The extent of the tailback can be gauged by the fact that 500 buses and trucks, and 400 small vehicles were found to be waiting at the crossing, until 5.00 pm on Monday.
According to Bangladesh Inland Water Transport Corporation (BIWTC) sources, depleting water-levels, along with shortage of boats and mismanagement, are the principle reasons to blame for regular interruptions in the ferry service on the Paturia-Daulatdia channel.
Officer-in-charge at Daulatdia ghat police outpost, Firoj Ahamed, said that the ever-increasing queue had particularly been troublesome for women and children.
BIWTC assistant general manager at Daulatdia ghat, Md. Khaded Newaj, claimed the disruptions in the movement of river traffic was due to poor navigability of the river channel. He added that the Padma and the Jamuna have lost navigability in different points in the region here.
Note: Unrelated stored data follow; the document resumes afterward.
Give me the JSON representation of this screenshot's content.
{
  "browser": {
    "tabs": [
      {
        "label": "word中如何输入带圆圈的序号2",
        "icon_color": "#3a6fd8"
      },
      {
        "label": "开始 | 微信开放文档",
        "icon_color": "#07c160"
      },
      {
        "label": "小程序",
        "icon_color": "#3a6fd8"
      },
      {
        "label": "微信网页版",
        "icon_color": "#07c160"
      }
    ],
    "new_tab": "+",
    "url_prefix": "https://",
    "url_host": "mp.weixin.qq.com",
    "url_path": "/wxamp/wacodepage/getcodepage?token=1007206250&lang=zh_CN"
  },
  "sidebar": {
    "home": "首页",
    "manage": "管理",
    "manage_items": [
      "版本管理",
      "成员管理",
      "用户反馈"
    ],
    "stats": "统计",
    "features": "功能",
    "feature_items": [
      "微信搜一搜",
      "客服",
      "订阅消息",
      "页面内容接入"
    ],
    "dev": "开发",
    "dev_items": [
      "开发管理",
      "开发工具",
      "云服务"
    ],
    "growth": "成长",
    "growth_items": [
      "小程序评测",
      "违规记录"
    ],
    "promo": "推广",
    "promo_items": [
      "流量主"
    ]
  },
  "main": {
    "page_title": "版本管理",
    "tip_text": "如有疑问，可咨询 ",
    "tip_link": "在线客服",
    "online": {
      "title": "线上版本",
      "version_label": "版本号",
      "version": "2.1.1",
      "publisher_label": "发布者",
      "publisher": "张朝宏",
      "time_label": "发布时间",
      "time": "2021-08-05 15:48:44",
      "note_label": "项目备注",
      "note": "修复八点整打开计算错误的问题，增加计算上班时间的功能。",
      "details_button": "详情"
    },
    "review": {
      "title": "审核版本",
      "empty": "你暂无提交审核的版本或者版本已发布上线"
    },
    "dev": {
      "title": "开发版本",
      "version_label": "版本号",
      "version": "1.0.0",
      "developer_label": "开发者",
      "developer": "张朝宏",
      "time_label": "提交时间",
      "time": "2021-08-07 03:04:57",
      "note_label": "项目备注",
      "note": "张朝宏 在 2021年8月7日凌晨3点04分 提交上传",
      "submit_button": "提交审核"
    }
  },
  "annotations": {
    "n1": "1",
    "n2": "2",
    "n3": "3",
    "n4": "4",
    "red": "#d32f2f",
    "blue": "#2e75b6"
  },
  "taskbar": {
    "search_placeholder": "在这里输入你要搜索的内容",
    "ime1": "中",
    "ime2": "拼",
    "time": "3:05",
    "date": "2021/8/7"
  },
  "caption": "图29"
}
BIWTA deputy director at Aricha Region, Joynal Abedin, said that the required water level for normal movement of vessels should be 10-12 feet deep, but currently there were only 5-6 feet of water in pockets on the river channel, which made navigation difficult.
Md. Golam Mostafa, port officer of BIWTA, at the Aricha sector, told The Independent that the water level at Aricha point was low, making navigation difficult for vessels.
BIWTA has begun dredging the river, in order to get rid of 15 lakh cubic metre sediments, in two phases, on Paturia-Daulatdia chanel. Six dredgers had been pressed in to service, to remove silt, but sources allege that the present situation could have been averted if dredging work was taken up on time.
BIWTC manager (com.) at Aricha sector, Md. Ashrafulla Khan, said that the rush of home-bound people was responsible for such disruptions in the ferry service. “Current capacities allow us to handle around 2,500 vehicles a day. But we have to carry around 5,000 vehicles a day, throughout the festival period, which puts a lot of pressure on the operations,” he said.
Thousands of home-bound people thronged the area, creating a mad rush on the ferry ghats and the roads leading to the ghats. In the ensuing chaos, bus fares have started shooting up, adding to the sufferings of the passengers.
Delower Hossain, a Jessore-bound passenger, reached Paturia ghat from Dhaka, on Monday afternoon. A bus conductor of Nabin Baran Paribahan charged him Tk. 200 for travelling up to Paturia, Delower alleged.
Md. Masud Karim, the superintendent of police in Manikganj, told The Independent that plain-clothes detectives, special branch detectives, NSI personnel and additional police forces have been deployed at Paturia Ferry and Launch Terminal, in order to maintain law and order.
The law-enforcement agencies have put up a banner at Paturia bus terminal, asking drivers to stop charging exorbitant fares, but passengers’ experiences have a different tell to tale.